Sariel (clipped): "You test at the Eryndral fringe, not the heart. You stand with your back to cut stone, not saplings. You wear a line and tie off to a buried post. You mark the ground in 10 pace rings. You drop meat at 20. You stand at 40. You run when I pull the rope twice."

Ryan's mouth twitches, not a smile.

Ryan (soft): "You'll be hiding with the horn."

Sariel doesn't blink.

Sariel (flat): "I'll be hiding with the horn."

Murdock finishes his list and slaps it on the table like a challenge: pole fork, hook, horn, rope, stakes, chalk, beef, shovel, water flask, paper.

Ryan writes one more line in his notebook: AFTER—DRAGONLESS FOREST—FIND SNOWBALL.

Ryan (plain): "After the beater runs and the first batch cures, after the blasting hut stands empty and the rules hang on the door, I ride. Drakensvale. Quiet. Private. Gagin causeway or a fisher's path below the lanterns. I take no banners. I take coin and a simple name. I get Snowball back."

Sariel looks at him for a long breath.

Sariel (low): "You go alone?"

Ryan (soft): "I go quieter that way. Safe from Spotlight will blur me. I talk like a factor. I buy pier time. I put on a bad coat. I bring our moose home."

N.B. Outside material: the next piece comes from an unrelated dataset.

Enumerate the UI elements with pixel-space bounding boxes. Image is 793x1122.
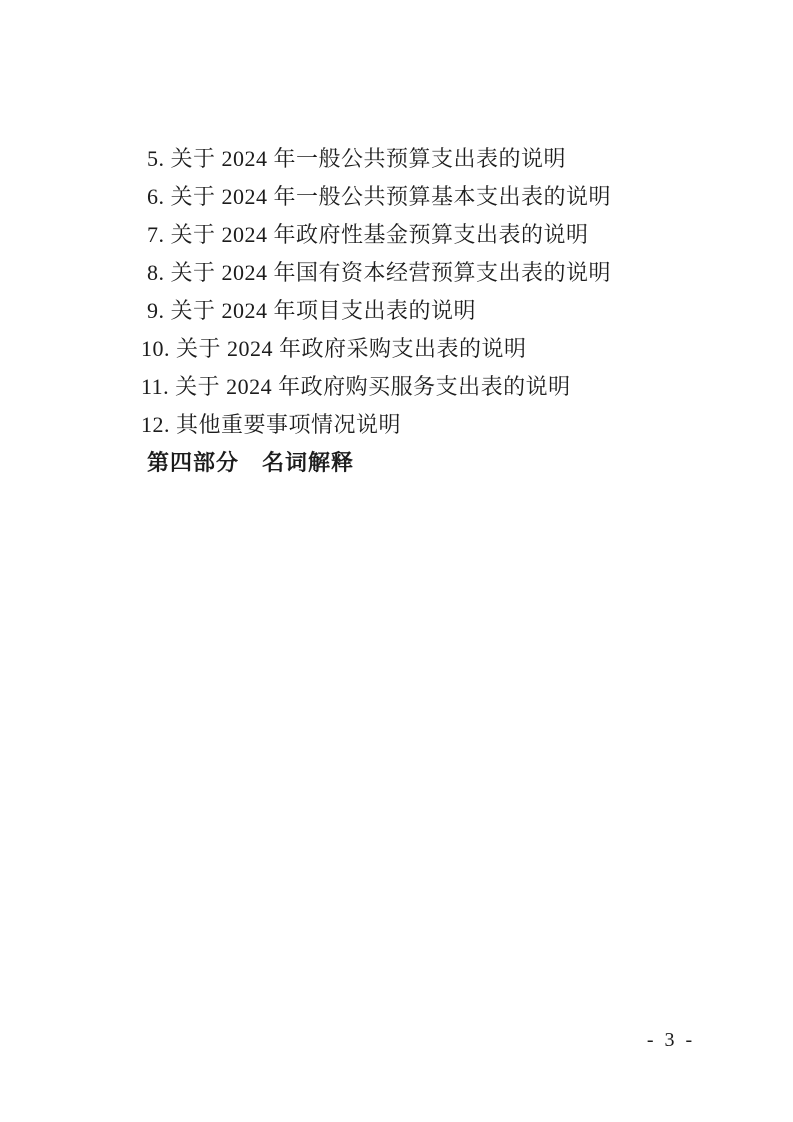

Murdock rubs his hands on a rag and barks a laugh that is mostly worry.

Murdock (gruff): "Bring the coat that makes everyone blind. Bring the coin that makes everyone see."

Ryan closes the notebook and taps the cover with two fingers.

Ryan (quiet): "We do the rules. We feed the small. Then we go get our own."

Sariel slides her slate across, the boxes neat, the words simple.

Sariel (reading): "Tonight—letters to the Crown and the river pilot. Tomorrow—hire rag‑master, lease loft, order wire and felt. Two days—Hollander bedplate on the floor. Four days—first pulp beat. Seven days—first sheets dry with stamp. Ten days—acid tower bricks laid. Fourteen days—first blast test, 50 grams. Fifteen days—Elric goes to the Eryndral fringe at dawn like an idiot we love."

Murdock snorts. Ryan smiles, small and real.

Ryan (soft): "We'll figure this out."

Sariel rolls her eyes.

Sariel (dry): "Every impossible problem is just a puzzle waiting for the right algorithm. Yes, yes. Go eat."

Ryan pulls the door, lets the cold push in, and breathes it like a cure. The city outside is hurt and hungry; the plan inside is warm and sharp.

He tucks the notebook into his coat and steps into the night. The lamps hiss. Somewhere, a horn talks to the river. The line between brave and stupid looks thin and honest in this light. He follows it toward morning.